In these programs, you may also choose a concentration from another related field, such as software security, information assurance or event response. Programs will culminate in a dissertation defense or research project on a cybersecurity topic.
Pros and Cons
- Studying cybersecurity at the doctoral level can prepare you for advanced positions, such as lead researcher
- As a cybersecurity professor, you'll be training the next generation of computer safety specialists
- You can complete some of your studies online
- Programs that focus solely on cybersecurity may be unavailable
- A doctoral degree may be unnecessary for some cybersecurity positions
- You may be competing for jobs against applicants with less education and more experience
Courses and Requirements
The curriculum of these programs is often divided between classroom lectures and lab courses. You will also receive course credit for working on your dissertation. Below are listed some sample course topics.
- Computational theory
- Information assurance
- Incident response
- Intrusion detection
- National security
Online Degree Options
While someprograms offer a selection of their courses online, completely online doctoral programs in cybersecurity are difficult to find. One reason for this is that the research thesis component of your studies requires working with your academic adviser. However, it is not unusual for a program to offer the required cybersecurity courses online, while the other computer science courses are offered in the traditional classroom environment. You may also find programs require you to visit the campus for a residency or to meet any on-campus requirements.

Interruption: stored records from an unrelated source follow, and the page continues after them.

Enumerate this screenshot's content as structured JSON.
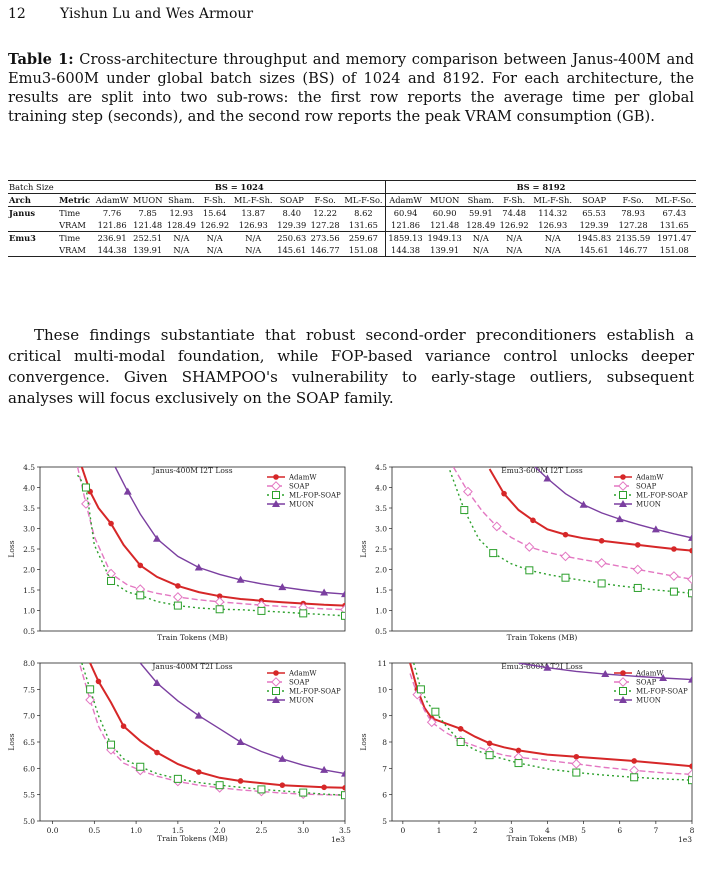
{
  "header": {
    "page": "12",
    "authors": "Yishun Lu and Wes Armour"
  },
  "caption": {
    "label": "Table 1:",
    "text": "Cross-architecture throughput and memory comparison between Janus-400M and Emu3-600M under global batch sizes (BS) of 1024 and 8192. For each architecture, the results are split into two sub-rows: the first row reports the average time per global training step (seconds), and the second row reports the peak VRAM consumption (GB)."
  },
  "table": {
    "batch_label": "Batch Size",
    "bs_groups": [
      "BS = 1024",
      "BS = 8192"
    ],
    "arch_label": "Arch",
    "metric_label": "Metric",
    "columns": [
      "AdamW",
      "MUON",
      "Sham.",
      "F-Sh.",
      "ML-F-Sh.",
      "SOAP",
      "F-So.",
      "ML-F-So."
    ],
    "rows": [
      {
        "arch": "Janus",
        "metric": "Time",
        "bs1024": [
          "7.76",
          "7.85",
          "12.93",
          "15.64",
          "13.87",
          "8.40",
          "12.22",
          "8.62"
        ],
        "bs8192": [
          "60.94",
          "60.90",
          "59.91",
          "74.48",
          "114.32",
          "65.53",
          "78.93",
          "67.43"
        ]
      },
      {
        "arch": "",
        "metric": "VRAM",
        "bs1024": [
          "121.86",
          "121.48",
          "128.49",
          "126.92",
          "126.93",
          "129.39",
          "127.28",
          "131.65"
        ],
        "bs8192": [
          "121.86",
          "121.48",
          "128.49",
          "126.92",
          "126.93",
          "129.39",
          "127.28",
          "131.65"
        ]
      },
      {
        "arch": "Emu3",
        "metric": "Time",
        "bs1024": [
          "236.91",
          "252.51",
          "N/A",
          "N/A",
          "N/A",
          "250.63",
          "273.56",
          "259.67"
        ],
        "bs8192": [
          "1859.13",
          "1949.13",
          "N/A",
          "N/A",
          "N/A",
          "1945.83",
          "2135.59",
          "1971.47"
        ]
      },
      {
        "arch": "",
        "metric": "VRAM",
        "bs1024": [
          "144.38",
          "139.91",
          "N/A",
          "N/A",
          "N/A",
          "145.61",
          "146.77",
          "151.08"
        ],
        "bs8192": [
          "144.38",
          "139.91",
          "N/A",
          "N/A",
          "N/A",
          "145.61",
          "146.77",
          "151.08"
        ]
      }
    ]
  },
  "paragraph": "These findings substantiate that robust second-order preconditioners establish a critical multi-modal foundation, while FOP-based variance control unlocks deeper convergence. Given SHAMPOO's vulnerability to early-stage outliers, subsequent analyses will focus exclusively on the SOAP family.",
  "colors": {
    "AdamW": "#d62728",
    "SOAP": "#e377c2",
    "ML-FOP-SOAP": "#2ca02c",
    "MUON": "#7b3fa0"
  },
  "chart_data": [
    {
      "type": "line",
      "title": "Janus-400M I2T Loss",
      "xlabel": "Train Tokens (MB)",
      "ylabel": "Loss",
      "xlim": [
        -0.15,
        3.5
      ],
      "ylim": [
        0.5,
        4.5
      ],
      "xticks": [],
      "yticks": [
        0.5,
        1.0,
        1.5,
        2.0,
        2.5,
        3.0,
        3.5,
        4.0,
        4.5
      ],
      "xscale_note": "",
      "legend": "top-right",
      "series": [
        {
          "name": "AdamW",
          "x": [
            0.35,
            0.45,
            0.55,
            0.7,
            0.85,
            1.05,
            1.25,
            1.5,
            1.75,
            2.0,
            2.25,
            2.5,
            2.75,
            3.0,
            3.25,
            3.5
          ],
          "y": [
            4.5,
            3.9,
            3.5,
            3.12,
            2.6,
            2.1,
            1.82,
            1.6,
            1.45,
            1.35,
            1.28,
            1.24,
            1.2,
            1.17,
            1.14,
            1.12
          ]
        },
        {
          "name": "SOAP",
          "x": [
            0.3,
            0.4,
            0.5,
            0.7,
            0.9,
            1.05,
            1.25,
            1.5,
            1.75,
            2.0,
            2.25,
            2.5,
            2.75,
            3.0,
            3.25,
            3.5
          ],
          "y": [
            4.5,
            3.6,
            2.8,
            1.9,
            1.62,
            1.52,
            1.42,
            1.33,
            1.26,
            1.21,
            1.17,
            1.13,
            1.1,
            1.07,
            1.04,
            1.02
          ]
        },
        {
          "name": "ML-FOP-SOAP",
          "x": [
            0.3,
            0.4,
            0.5,
            0.7,
            0.9,
            1.05,
            1.25,
            1.5,
            1.75,
            2.0,
            2.25,
            2.5,
            2.75,
            3.0,
            3.25,
            3.5
          ],
          "y": [
            4.3,
            4.0,
            2.6,
            1.72,
            1.45,
            1.37,
            1.22,
            1.12,
            1.06,
            1.03,
            1.02,
            0.99,
            0.96,
            0.93,
            0.9,
            0.87
          ]
        },
        {
          "name": "MUON",
          "x": [
            0.75,
            0.9,
            1.05,
            1.25,
            1.5,
            1.75,
            2.0,
            2.25,
            2.5,
            2.75,
            3.0,
            3.25,
            3.5
          ],
          "y": [
            4.5,
            3.9,
            3.35,
            2.75,
            2.32,
            2.05,
            1.88,
            1.75,
            1.65,
            1.57,
            1.5,
            1.44,
            1.4
          ]
        }
      ]
    },
    {
      "type": "line",
      "title": "Emu3-600M I2T Loss",
      "xlabel": "Train Tokens (MB)",
      "ylabel": "Loss",
      "xlim": [
        -0.3,
        8
      ],
      "ylim": [
        0.5,
        4.5
      ],
      "xticks": [],
      "yticks": [
        0.5,
        1.0,
        1.5,
        2.0,
        2.5,
        3.0,
        3.5,
        4.0,
        4.5
      ],
      "xscale_note": "",
      "legend": "top-right",
      "series": [
        {
          "name": "AdamW",
          "x": [
            2.4,
            2.8,
            3.2,
            3.6,
            4.0,
            4.5,
            5.0,
            5.5,
            6.0,
            6.5,
            7.0,
            7.5,
            8.0
          ],
          "y": [
            4.45,
            3.85,
            3.45,
            3.2,
            2.98,
            2.85,
            2.76,
            2.7,
            2.65,
            2.6,
            2.55,
            2.5,
            2.46
          ]
        },
        {
          "name": "SOAP",
          "x": [
            1.4,
            1.8,
            2.2,
            2.6,
            3.0,
            3.5,
            4.0,
            4.5,
            5.0,
            5.5,
            6.0,
            6.5,
            7.0,
            7.5,
            8.0
          ],
          "y": [
            4.5,
            3.9,
            3.42,
            3.05,
            2.78,
            2.55,
            2.42,
            2.32,
            2.24,
            2.16,
            2.08,
            2.0,
            1.92,
            1.84,
            1.76
          ]
        },
        {
          "name": "ML-FOP-SOAP",
          "x": [
            1.3,
            1.7,
            2.1,
            2.5,
            3.0,
            3.5,
            4.0,
            4.5,
            5.0,
            5.5,
            6.0,
            6.5,
            7.0,
            7.5,
            8.0
          ],
          "y": [
            4.42,
            3.45,
            2.75,
            2.4,
            2.14,
            1.98,
            1.88,
            1.8,
            1.73,
            1.66,
            1.6,
            1.55,
            1.5,
            1.46,
            1.42
          ]
        },
        {
          "name": "MUON",
          "x": [
            3.6,
            4.0,
            4.5,
            5.0,
            5.5,
            6.0,
            6.5,
            7.0,
            7.5,
            8.0
          ],
          "y": [
            4.55,
            4.22,
            3.85,
            3.58,
            3.38,
            3.23,
            3.1,
            2.98,
            2.87,
            2.77
          ]
        }
      ]
    },
    {
      "type": "line",
      "title": "Janus-400M T2I Loss",
      "xlabel": "Train Tokens (MB)",
      "ylabel": "Loss",
      "xlim": [
        -0.15,
        3.5
      ],
      "ylim": [
        5.0,
        8.0
      ],
      "xticks": [
        "0.0",
        "0.5",
        "1.0",
        "1.5",
        "2.0",
        "2.5",
        "3.0",
        "3.5"
      ],
      "yticks": [
        5.0,
        5.5,
        6.0,
        6.5,
        7.0,
        7.5,
        8.0
      ],
      "xscale_note": "1e3",
      "legend": "top-right",
      "series": [
        {
          "name": "AdamW",
          "x": [
            0.45,
            0.55,
            0.7,
            0.85,
            1.05,
            1.25,
            1.5,
            1.75,
            2.0,
            2.25,
            2.5,
            2.75,
            3.0,
            3.25,
            3.5
          ],
          "y": [
            8.0,
            7.65,
            7.25,
            6.8,
            6.52,
            6.3,
            6.08,
            5.93,
            5.82,
            5.76,
            5.72,
            5.68,
            5.66,
            5.64,
            5.63
          ]
        },
        {
          "name": "SOAP",
          "x": [
            0.33,
            0.45,
            0.55,
            0.7,
            0.85,
            1.05,
            1.25,
            1.5,
            1.75,
            2.0,
            2.25,
            2.5,
            2.75,
            3.0,
            3.25,
            3.5
          ],
          "y": [
            7.95,
            7.3,
            6.8,
            6.35,
            6.1,
            5.96,
            5.85,
            5.75,
            5.68,
            5.63,
            5.59,
            5.56,
            5.53,
            5.51,
            5.5,
            5.49
          ]
        },
        {
          "name": "ML-FOP-SOAP",
          "x": [
            0.35,
            0.45,
            0.55,
            0.7,
            0.85,
            1.05,
            1.25,
            1.5,
            1.75,
            2.0,
            2.25,
            2.5,
            2.75,
            3.0,
            3.25,
            3.5
          ],
          "y": [
            8.0,
            7.5,
            7.0,
            6.45,
            6.18,
            6.03,
            5.9,
            5.8,
            5.73,
            5.68,
            5.64,
            5.6,
            5.57,
            5.54,
            5.51,
            5.49
          ]
        },
        {
          "name": "MUON",
          "x": [
            1.05,
            1.25,
            1.5,
            1.75,
            2.0,
            2.25,
            2.5,
            2.75,
            3.0,
            3.25,
            3.5
          ],
          "y": [
            8.0,
            7.62,
            7.28,
            7.0,
            6.75,
            6.5,
            6.32,
            6.18,
            6.06,
            5.97,
            5.9
          ]
        }
      ]
    },
    {
      "type": "line",
      "title": "Emu3-600M T2I Loss",
      "xlabel": "Train Tokens (MB)",
      "ylabel": "Loss",
      "xlim": [
        -0.3,
        8
      ],
      "ylim": [
        5,
        11
      ],
      "xticks": [
        "0",
        "1",
        "2",
        "3",
        "4",
        "5",
        "6",
        "7",
        "8"
      ],
      "yticks": [
        5,
        6,
        7,
        8,
        9,
        10,
        11
      ],
      "xscale_note": "1e3",
      "legend": "top-right",
      "series": [
        {
          "name": "AdamW",
          "x": [
            0.2,
            0.4,
            0.6,
            0.8,
            1.2,
            1.6,
            2.0,
            2.4,
            2.8,
            3.2,
            4.0,
            4.8,
            5.6,
            6.4,
            7.2,
            8.0
          ],
          "y": [
            11.0,
            10.0,
            9.3,
            8.9,
            8.7,
            8.5,
            8.2,
            7.95,
            7.8,
            7.68,
            7.52,
            7.44,
            7.36,
            7.28,
            7.18,
            7.08
          ]
        },
        {
          "name": "SOAP",
          "x": [
            0.2,
            0.4,
            0.6,
            0.8,
            1.2,
            1.6,
            2.0,
            2.4,
            2.8,
            3.2,
            4.0,
            4.8,
            5.6,
            6.4,
            7.2,
            8.0
          ],
          "y": [
            10.6,
            9.8,
            9.2,
            8.75,
            8.35,
            8.05,
            7.85,
            7.65,
            7.5,
            7.42,
            7.3,
            7.17,
            7.03,
            6.92,
            6.83,
            6.77
          ]
        },
        {
          "name": "ML-FOP-SOAP",
          "x": [
            0.3,
            0.5,
            0.7,
            0.9,
            1.2,
            1.6,
            2.0,
            2.4,
            2.8,
            3.2,
            4.0,
            4.8,
            5.6,
            6.4,
            7.2,
            8.0
          ],
          "y": [
            11.0,
            10.0,
            9.45,
            9.15,
            8.6,
            8.0,
            7.7,
            7.5,
            7.35,
            7.2,
            6.98,
            6.84,
            6.74,
            6.66,
            6.6,
            6.55
          ]
        },
        {
          "name": "MUON",
          "x": [
            3.2,
            4.0,
            4.8,
            5.6,
            6.4,
            7.2,
            8.0
          ],
          "y": [
            11.0,
            10.82,
            10.68,
            10.58,
            10.5,
            10.43,
            10.37
          ]
        }
      ]
    }
  ]
}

Getting Ahead with This Degree
Pursuing a doctoral degree in cybersecurity can prepare you for academic and research careers. If working as a college professor is your goal, there are things you can do to enhance your job opportunities. Publishing articles in trade and professional magazines and journals may be on of your first priorities. You can begin thinking about this as you choose your doctoral concentration and topic. Having your original research published and recognized by your soon-to-be peers can open career doors and help get you on your way.